Gzhatski had become flushed and excited. The unknown beauty turned round and listened with interest to this “quarrel” in a strange language. The waiter put before her a bottle of soda-water and a small glass of whisky, and went away. She swallowed the whisky in one draught, and took out an elegant gold cigarette case. Holding a cigarette between her teeth she scanned the table for matches. Finding none, she rose, and, as calmly as if approaching an acquaintance, crossed over to Gzhatski and asked him for a light.
Gzhatski looked as black as thunder.
Most ungraciously, he handed the matches to the unknown one, and paying no attention whatever to her “merci monsieur”—pronounced with the sweetest of smiles—he hastened to take Irene away from the Casino.

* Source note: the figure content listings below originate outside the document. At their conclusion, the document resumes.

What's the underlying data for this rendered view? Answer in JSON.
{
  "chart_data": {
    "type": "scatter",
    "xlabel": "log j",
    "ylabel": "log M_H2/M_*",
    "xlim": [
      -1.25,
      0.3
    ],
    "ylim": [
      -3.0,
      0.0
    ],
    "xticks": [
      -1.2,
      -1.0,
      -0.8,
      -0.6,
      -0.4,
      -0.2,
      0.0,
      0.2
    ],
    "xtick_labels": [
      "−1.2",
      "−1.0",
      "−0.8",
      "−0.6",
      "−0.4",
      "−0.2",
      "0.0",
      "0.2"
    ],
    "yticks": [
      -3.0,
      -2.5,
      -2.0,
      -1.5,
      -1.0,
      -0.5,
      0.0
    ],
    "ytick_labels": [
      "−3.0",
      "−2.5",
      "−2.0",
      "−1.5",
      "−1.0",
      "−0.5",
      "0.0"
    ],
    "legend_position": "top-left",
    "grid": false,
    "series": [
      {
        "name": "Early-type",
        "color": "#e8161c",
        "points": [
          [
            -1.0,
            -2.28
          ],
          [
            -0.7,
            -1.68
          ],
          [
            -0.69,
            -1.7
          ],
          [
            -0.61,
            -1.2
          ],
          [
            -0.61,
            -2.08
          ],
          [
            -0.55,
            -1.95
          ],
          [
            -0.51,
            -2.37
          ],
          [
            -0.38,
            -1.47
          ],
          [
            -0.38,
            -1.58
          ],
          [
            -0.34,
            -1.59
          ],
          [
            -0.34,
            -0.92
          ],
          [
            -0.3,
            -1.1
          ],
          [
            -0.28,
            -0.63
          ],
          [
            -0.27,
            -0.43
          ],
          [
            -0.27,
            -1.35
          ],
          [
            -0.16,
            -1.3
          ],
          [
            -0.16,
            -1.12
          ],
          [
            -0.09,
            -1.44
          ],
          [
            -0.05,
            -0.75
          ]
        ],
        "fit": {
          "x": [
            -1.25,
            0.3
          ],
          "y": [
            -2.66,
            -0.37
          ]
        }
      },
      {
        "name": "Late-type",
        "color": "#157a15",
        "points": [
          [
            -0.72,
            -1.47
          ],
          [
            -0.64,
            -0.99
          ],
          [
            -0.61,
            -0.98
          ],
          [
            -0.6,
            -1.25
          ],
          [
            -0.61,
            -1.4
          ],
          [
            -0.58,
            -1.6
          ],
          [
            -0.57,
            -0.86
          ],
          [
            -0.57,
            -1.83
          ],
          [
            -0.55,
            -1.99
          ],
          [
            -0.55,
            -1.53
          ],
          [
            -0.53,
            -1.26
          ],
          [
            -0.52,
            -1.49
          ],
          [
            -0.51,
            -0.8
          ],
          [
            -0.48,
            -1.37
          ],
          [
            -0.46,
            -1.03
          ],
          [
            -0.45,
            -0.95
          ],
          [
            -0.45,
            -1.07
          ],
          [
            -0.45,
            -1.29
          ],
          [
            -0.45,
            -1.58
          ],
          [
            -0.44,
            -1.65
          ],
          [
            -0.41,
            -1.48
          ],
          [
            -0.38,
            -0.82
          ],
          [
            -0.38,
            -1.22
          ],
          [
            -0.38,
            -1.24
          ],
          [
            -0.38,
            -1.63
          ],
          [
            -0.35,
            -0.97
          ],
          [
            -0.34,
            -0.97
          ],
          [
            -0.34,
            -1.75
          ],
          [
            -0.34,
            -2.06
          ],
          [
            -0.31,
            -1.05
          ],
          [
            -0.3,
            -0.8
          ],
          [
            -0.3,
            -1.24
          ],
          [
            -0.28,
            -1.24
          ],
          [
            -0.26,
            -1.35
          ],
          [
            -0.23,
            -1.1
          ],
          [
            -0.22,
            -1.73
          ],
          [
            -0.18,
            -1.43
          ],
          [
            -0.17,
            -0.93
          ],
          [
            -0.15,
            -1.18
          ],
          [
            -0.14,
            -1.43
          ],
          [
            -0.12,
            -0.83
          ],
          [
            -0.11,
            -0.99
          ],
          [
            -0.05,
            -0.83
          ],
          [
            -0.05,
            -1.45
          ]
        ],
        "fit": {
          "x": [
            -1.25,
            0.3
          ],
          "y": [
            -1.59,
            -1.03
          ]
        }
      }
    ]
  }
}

“The devil!” ejaculated Gzhatski furiously, as they emerged on to the promenade. “It is positively incredible, what they have been allowed to come to, here on the Riviera. The impudence of the hussy! The shamelessness! She sees that I am with a respectable lady, and she dares!” His indignation almost suffocated him.
“Well, well!” said Irene quietly, “why should you expect knowledge of the world and its ways from these unfortunates? Perhaps only yesterday she was washing linen in a laundry; where should she have learnt manners?”